Just north of Hog Island Oyster Company, a plot of National Park Service land between Highway 1 and Tomales Bay is facing an uncertain future. In a little over a year, a reservation of use and occupancy granted to the former owners of Dunn Ranch will expire, and the 52-acre property will come under the control of the Point Reyes National Seashore, though it is owned by the Golden Gate National Recreation Area.
As the date nears, at least two local groups have shown interest in the fallow pastures and seven structures, which include a house, a horse stable and a former creamery, a reminder of the land’s dairying past.
Audubon Canyon Ranch, a conservation and education nonprofit organization, has a research center in Marshall that surrounds the Dunn ranch on three sides.
John Petersen, the group’s executive director, spoke about the property to the East Shore Planning Group in September, and told the Light that he is meeting with seashore representatives in the next month to discuss plans.
He said the nonprofit “hopes that the park will manage the property to protect the natural values of the land consistent with our mission,” but that “until we meet we do not know what the park service wishes are for the property, or how ACR’s possible participation might fit with their goals.”
John Dell’Osso, a spokesman for the seashore, called the ranch an “important property.” “We will carefully explore options for its future,” he said. “We have heard from some neighboring properties of possible uses and those will all become a part of how we will eventually make a decision.”
Another group has formed around a proposal that would revitalize agriculture on the property. Spearheaded by Albert Straus, C.E.O. of Straus Family Creamery, the proposal—dubbed “Revitalizing Rural Communities, Agriculture and Conservation”—aims to address various issues facing West Marin, including the need for affordable housing and a next generation of farmers.
“How do you keep a community from being devastated by houses and ranches losing leases? That’s what we’re trying to address,” Mr. Straus said.
The plan calls for a partnership between the National Park Service and a local nonprofit focused on sustainable agriculture, such as the Marin Agricultural Land Trust. In the proposal, the existing structures at Dunn ranch would provide housing while farmers could learn and experiment with small-scale production.
Mr. Straus said the idea was inspired by a model in Cuyahoga Valley National Park, in Ohio. In that park, the nonprofit Cuyahoga Valley Countryside Conservancy has facilitated and monitored farming leases since 1999.
The nonprofit also operates farmers markets that sell the produce generated from the farms.
“MALT is investigating [the idea] and needs the support of ranchers first,” Mr. Straus said. “My hope is MALT would get support to incorporate this into their vision and purpose in the next year or less.”
East Shore Planning Group board member Charles Schultz, who facilitated the presentation by Mr. Straus’s group, supports the idea of combining the two efforts, though Mr. Peterson said doing so would conflict with Audubon Canyon Ranch’s stewardship policy, which he said requires the complete protection of natural landscapes.

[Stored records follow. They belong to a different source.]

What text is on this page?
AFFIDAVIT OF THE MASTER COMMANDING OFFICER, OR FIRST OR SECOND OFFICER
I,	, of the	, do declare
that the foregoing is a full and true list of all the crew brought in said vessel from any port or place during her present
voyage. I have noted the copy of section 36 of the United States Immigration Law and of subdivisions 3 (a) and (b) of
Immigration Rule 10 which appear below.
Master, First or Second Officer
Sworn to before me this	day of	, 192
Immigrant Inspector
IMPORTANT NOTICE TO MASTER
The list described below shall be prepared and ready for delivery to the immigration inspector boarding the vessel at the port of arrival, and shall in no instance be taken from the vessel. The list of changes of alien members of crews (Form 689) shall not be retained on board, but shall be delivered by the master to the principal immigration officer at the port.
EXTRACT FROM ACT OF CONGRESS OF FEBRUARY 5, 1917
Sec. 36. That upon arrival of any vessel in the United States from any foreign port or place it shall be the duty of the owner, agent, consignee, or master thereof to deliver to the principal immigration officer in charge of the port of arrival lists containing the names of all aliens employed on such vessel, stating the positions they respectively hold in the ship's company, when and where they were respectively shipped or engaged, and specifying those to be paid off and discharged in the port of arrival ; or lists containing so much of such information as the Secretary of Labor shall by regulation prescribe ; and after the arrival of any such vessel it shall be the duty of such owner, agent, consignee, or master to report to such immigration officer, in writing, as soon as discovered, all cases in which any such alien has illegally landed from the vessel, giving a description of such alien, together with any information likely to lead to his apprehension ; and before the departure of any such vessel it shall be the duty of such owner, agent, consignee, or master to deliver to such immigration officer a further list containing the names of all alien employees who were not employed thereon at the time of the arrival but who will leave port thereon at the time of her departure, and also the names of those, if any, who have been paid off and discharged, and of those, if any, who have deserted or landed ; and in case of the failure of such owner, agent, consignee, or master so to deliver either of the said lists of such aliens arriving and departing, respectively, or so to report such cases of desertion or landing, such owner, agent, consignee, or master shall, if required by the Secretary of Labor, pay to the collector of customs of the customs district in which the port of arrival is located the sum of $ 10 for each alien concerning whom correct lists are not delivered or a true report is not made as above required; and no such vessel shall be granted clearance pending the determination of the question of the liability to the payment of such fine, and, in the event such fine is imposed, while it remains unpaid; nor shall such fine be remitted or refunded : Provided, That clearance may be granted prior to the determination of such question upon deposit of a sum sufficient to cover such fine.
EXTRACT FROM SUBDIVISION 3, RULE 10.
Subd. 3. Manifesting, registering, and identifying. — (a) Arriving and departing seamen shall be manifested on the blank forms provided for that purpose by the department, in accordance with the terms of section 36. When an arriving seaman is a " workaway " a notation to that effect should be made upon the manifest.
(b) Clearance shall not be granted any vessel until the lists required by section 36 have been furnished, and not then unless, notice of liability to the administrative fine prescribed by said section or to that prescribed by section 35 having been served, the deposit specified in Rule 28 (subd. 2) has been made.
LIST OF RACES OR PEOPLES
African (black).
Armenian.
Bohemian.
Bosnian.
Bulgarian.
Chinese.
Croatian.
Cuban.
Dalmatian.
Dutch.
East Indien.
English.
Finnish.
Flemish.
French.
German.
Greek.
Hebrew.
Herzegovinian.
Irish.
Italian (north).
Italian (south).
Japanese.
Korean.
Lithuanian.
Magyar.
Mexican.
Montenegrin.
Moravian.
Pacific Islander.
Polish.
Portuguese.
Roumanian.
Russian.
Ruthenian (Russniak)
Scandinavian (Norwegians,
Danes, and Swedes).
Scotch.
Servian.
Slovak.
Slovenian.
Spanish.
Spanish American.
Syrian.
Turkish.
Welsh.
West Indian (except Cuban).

“How can we have the birds and grow tomatoes?” Mr. Schultz asked. “We have to do things collectively and work together. I think A.C.R. will say no, but we have to try and put it in front of them.”
The planning group has not endorsed any proposal for the Dunn Ranch; the group’s president, Lori Kyle, said it was “just very interested in the decision.” “They’re both very attractive proposals for land use and it’d be lovely to have either of these proposals,” she said.
For now, Nancy Dunn is enjoying her last year on the ranch, the bulk of which she and Nancy Dunn Arndt sold to the National Park Service in 1992 for over $3.5 million. (That sale was for 44 acres and it’s unclear when or how the remaining eight acres were added to the
property.)
“When the lease is up with the park next year, we have to move. That’s how it is,” Ms. Dunn said. “In terms of any future for the property, it’s up to the park…I would say, as someone who lived here for 40 years, if A.C.R. submitted a proposal to the park, personally I think they’d be great stewards to this little 52-acre property. They’d preserve the wildlife, which is very important to me.”
The Dunn ranch dates back to the age of the Civil War, when it was part of General Henry Halleck’s Tomales Bay and Nicasio holdings, said Dewey Livingston. In the 1860s, Charles Miller leased 212 acres with a house near the current location of the ranch buildings; the land continued to change hands and, in the mid-1940s, it was sold to W. Hall. Later, Tony and Margaret Matteri ran a dairy there in the 1950s and 1960s.